Que acontece então? Para usar a parte física é necessária a inteligência, que começa, assim, a desenvolver-se pelo uso necessário a sua atividade, o que é indispensável à sobrevivência do ser no seu plano. Eis que a necessidade da sobrevivência, da luta nos planos inferiores, leva à necessidade do desenvolvimento da inteligência, que é o meio para sair daqueles planos. Assim, só pelo fato de existir, a vida automaticamente tende a deslocar-se no sentido dos níveis superiores e a evolução a realizar-se. O centro vital desloca-se das maxilas para o cérebro do lobo, até que ele, como aconteceu no cão, perde a ferocidade dos dentes, para transformá-la, convivendo com o homem, no poder muito maior da inteligência. Não é isso o que vemos acontecer na evolução dos seres, na passagem do estado selvagem ao do civilizado? A ferocidade fica abandonada nos planos inferiores para os atrasados que ali ainda permanecem, e desenvolve-se sempre mais a inteligência, valorizando-se as qualidades da mente. Só neste nosso século vemos os cientistas amparados e admirados, porquanto no passado, a sociedade os deixava morrer de: fome e os desprezava, glorificando tão-somente os grandes e ferozes guerreiros. Isto quer dizer que, com a evolução, têm de desaparecer mandíbulas e garras, agressividade e ferocidade, armas e destruição, para que vença a inteligência criadora e pacífica.

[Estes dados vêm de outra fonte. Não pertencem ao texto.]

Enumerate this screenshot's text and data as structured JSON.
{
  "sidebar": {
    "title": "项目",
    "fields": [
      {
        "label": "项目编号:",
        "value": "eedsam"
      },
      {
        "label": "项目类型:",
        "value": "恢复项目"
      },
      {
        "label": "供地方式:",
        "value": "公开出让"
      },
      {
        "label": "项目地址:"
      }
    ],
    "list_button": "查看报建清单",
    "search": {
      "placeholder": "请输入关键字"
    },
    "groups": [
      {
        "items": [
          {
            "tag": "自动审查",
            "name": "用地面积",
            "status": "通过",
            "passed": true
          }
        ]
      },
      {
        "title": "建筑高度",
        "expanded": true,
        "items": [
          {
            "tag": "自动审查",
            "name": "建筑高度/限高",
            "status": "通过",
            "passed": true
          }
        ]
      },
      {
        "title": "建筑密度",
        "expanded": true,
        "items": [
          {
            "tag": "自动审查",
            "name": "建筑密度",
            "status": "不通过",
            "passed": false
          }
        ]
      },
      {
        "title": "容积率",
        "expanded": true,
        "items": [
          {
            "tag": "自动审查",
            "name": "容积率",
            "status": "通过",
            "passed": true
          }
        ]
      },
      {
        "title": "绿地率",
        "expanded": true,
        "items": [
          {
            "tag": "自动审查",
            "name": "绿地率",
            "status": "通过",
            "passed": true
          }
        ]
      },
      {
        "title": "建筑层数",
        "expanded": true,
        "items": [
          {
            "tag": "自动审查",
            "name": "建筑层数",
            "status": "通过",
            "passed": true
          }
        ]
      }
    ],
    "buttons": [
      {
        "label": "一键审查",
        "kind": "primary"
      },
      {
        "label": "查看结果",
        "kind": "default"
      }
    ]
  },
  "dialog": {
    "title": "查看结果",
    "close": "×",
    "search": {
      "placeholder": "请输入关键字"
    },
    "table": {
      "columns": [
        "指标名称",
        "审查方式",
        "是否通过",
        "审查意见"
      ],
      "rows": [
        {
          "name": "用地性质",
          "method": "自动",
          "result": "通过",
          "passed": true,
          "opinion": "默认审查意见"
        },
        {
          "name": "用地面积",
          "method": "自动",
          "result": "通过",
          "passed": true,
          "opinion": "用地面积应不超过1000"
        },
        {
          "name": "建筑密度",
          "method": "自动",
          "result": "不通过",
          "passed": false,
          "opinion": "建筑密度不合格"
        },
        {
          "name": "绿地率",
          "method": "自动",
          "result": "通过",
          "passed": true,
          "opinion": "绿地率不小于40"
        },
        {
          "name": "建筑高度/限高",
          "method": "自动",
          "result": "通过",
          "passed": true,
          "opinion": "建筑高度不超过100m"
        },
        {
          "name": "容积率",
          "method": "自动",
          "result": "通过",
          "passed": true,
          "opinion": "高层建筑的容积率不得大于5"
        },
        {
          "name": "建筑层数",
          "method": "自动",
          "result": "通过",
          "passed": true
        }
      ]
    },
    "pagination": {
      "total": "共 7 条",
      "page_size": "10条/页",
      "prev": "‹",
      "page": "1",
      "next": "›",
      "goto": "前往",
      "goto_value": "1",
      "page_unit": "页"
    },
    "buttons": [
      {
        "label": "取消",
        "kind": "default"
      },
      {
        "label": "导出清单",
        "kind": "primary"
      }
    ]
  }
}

A nossa humanidade atual está ainda na fase das mandíbulas é das garras e as está usando para com elas desenvolver a inteligência. Eis como se compreende e se justifica a presença de tanta luta em nosso mundo. Tudo na vida existe porque tem uma função a cumprir. De outro modo não existiria. Se a Lei permite que neste nível domine a luta, isto acontece pelo fato de representar para os seres situados neste plano, o melhor meio para desenvolver a inteligência, indispensável à sua entrada nos planos superiores. Estamos ainda no nível animal, em que o ser é impelido pelas necessidades e cobiças materiais, muito mais do que pelas exigências intelectuais e espirituais. Domina o individualismo egoísta e separatista em função do eu, porque a evolução tem de realizar, antes de tudo, a construção da personalidade.

Num grau mais avançado, cuida-se, pelo contrário, de realizar um trabalho diferente, que é o de coordenar as personalidades na unidade coletiva da humanidade. Então, a luta entre egoísmos rivais perde todo o sentido e torna-se empecilho, que é necessário afastar. O herói, vencedor das pelejas do nível atual, torna-se um criminoso que a sociedade civilizada isola e afasta. Nela, a evolução quer atingir outros objetivos, e surgem novos problemas, os da fase orgânica, anteriormente desconhecida. A evolução conduz à união, e o indivíduo quanto mais evoluído, tanto melhor sabe viver em forma orgânica. Desponta, assim, uma disciplina que regula as relações humanas e a conduta dos homens, quais elementos do novo eu múltiplo, que é a sociedade humana. Em lugar da revolta na desordem, valorizam-se as qualidades de ordem na obediência a Lei. Então, rebelar-se contra Ela torna-se loucura. A vida vai doravante obedecer a princípios novos, que o ser pertencente a planos inferiores não pode compreender enquanto não os houver superado. A baixa inteligência de luta e as astúcias que conduzem à desordem se transformarão na superior inteligência da disciplina na ordem.

Não há dúvida de que, para quem alcançou uma compreensão mais vasta, é sofrimento ver a inteligência, centelha de Deus, a corromper-se em astúcias e enganos. Mas, este baixo uso dela se justifica como sendo um meio para chegar a compreender a inferioridade desses métodos e assim acabar por superá-los e abandoná-los. O involuído despreza, julgando tolo e simplório, quem não usa seu sistema e não vence com ele. Mas, a Lei é tal que os inferiores têm de usá-lo, sobretudo para chegar a encontrar e aceitar, amanhã, os métodos superiores que hoje desprezam.